State capacity and governance issues to address unemployment
Despite the high level of economic growth, the restructuring of China's economy has resulted in an increase in urban unemployment over the past decade, resulting in civil unrest in many cities. Since 1986, and especially since 1997, the central government's policy on unemployment has focused on helping cities and towns register the unemployed and “laid-off workers” through unemployment insurance, reemployment service centers and employment services such as training and employment assistance. These efforts are aimed at controlling layoffs and job creation in state-owned enterprises by stimulating economic growth.

At the same time, the Chinese government has been committed to promoting employment and industrial structure through boosting the national economy, adjusting the economic structure, advancing the reform of the political and economic system, balancing urban and rural economic development, and continuously increasing the social security system. The government has also used monetary policy, taxation and fiscal policy to reduce unemployment. The goal of such policy was to incentivize self-employment, the creation of new businesses, and medium/small enterprises (SMEs) hiring more workers. The government provided small loans and interest subsidies to support SME development for the sake of expanding employment.

Lastly, the government actively cultivates and develops the labor market. From the late 1990s onward, the Chinese government has attempted to build a scientific, standardized, and modernized labor market, and constructed a public employment service system. “All levels of [the] public employment service would provide free job placement and employment guidance to the urban unemployed and rural migrant workers. Providing a “one-stop” service ranging from registration of laid-off and unemployed population looking for jobs, job placement, social insurance coverage, and vocational skill training”.

Youth unemployment 
The youth unemployment rate in China is worth noting due to young workers representing a significant proportion of China's workforce. During 2004 to 2009, it was easy for a low-skilled young workers to find jobs; however, due to economic stagnation, young workers today may face increasing difficulties in seeking or maintaining jobs. Jobs accessible to young workers tend to be precarious, with low wages and lacking social security benefits such as unemployment welfare and insurance. At the same time, many graduates cannot compete for jobs with top university graduates, they are not willing to take low-quality, low-paid jobs. Business professors Terence Tse and Mark Esposito (2014) consider some of these young people to be NEETs. Tse and Esposito suggest that some parents encourage their children remain unemployed and find better jobs, rather than accept the low-quality jobs that the parents already have.

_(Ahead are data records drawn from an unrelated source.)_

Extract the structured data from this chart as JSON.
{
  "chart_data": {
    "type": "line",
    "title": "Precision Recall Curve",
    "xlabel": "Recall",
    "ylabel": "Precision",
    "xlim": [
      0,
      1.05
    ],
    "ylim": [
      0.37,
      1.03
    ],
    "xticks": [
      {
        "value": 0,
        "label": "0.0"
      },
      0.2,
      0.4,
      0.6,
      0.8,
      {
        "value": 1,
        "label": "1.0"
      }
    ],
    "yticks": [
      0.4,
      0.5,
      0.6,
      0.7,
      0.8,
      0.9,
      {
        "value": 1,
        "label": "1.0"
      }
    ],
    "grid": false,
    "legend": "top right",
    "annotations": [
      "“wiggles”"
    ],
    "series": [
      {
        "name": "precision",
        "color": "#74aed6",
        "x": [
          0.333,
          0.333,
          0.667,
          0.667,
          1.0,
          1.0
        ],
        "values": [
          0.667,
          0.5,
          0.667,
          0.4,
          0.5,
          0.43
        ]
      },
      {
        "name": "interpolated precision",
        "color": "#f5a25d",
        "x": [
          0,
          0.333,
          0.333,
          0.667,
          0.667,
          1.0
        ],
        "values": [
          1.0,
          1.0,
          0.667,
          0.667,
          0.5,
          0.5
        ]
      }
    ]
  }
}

Youth unemployment can also be attributed to structural unemployment, which occurs when there is a mismatch between the skills that jobs require and the skills that workers possess. According to research by Zhao and Huang (2010), there were 750,000 college graduates who could not find a job in 2003 after graduating in 1999, which increased to 1.2 million in 2005, and nearly 2 million in 2009 (approximately 32% of the total 6.1 million graduates that year). The real numbers might be higher than official data due to the minimum standard of a 70% employment rate and possibly fraudulent reporting by the Ministry of Education. Job search success for college graduates often depends on the reputation of the university. For example, students who graduate from prestigious universities in China can often easily find high salary jobs, in contrast to graduates from less prestigious universities. This may be reflective of academic disparity, where academic conditions such as faculty and environment of top universities are better than those of unknown universities. The difficulty and competitiveness of university admission also exacerbate the problem by limiting education for high school graduates.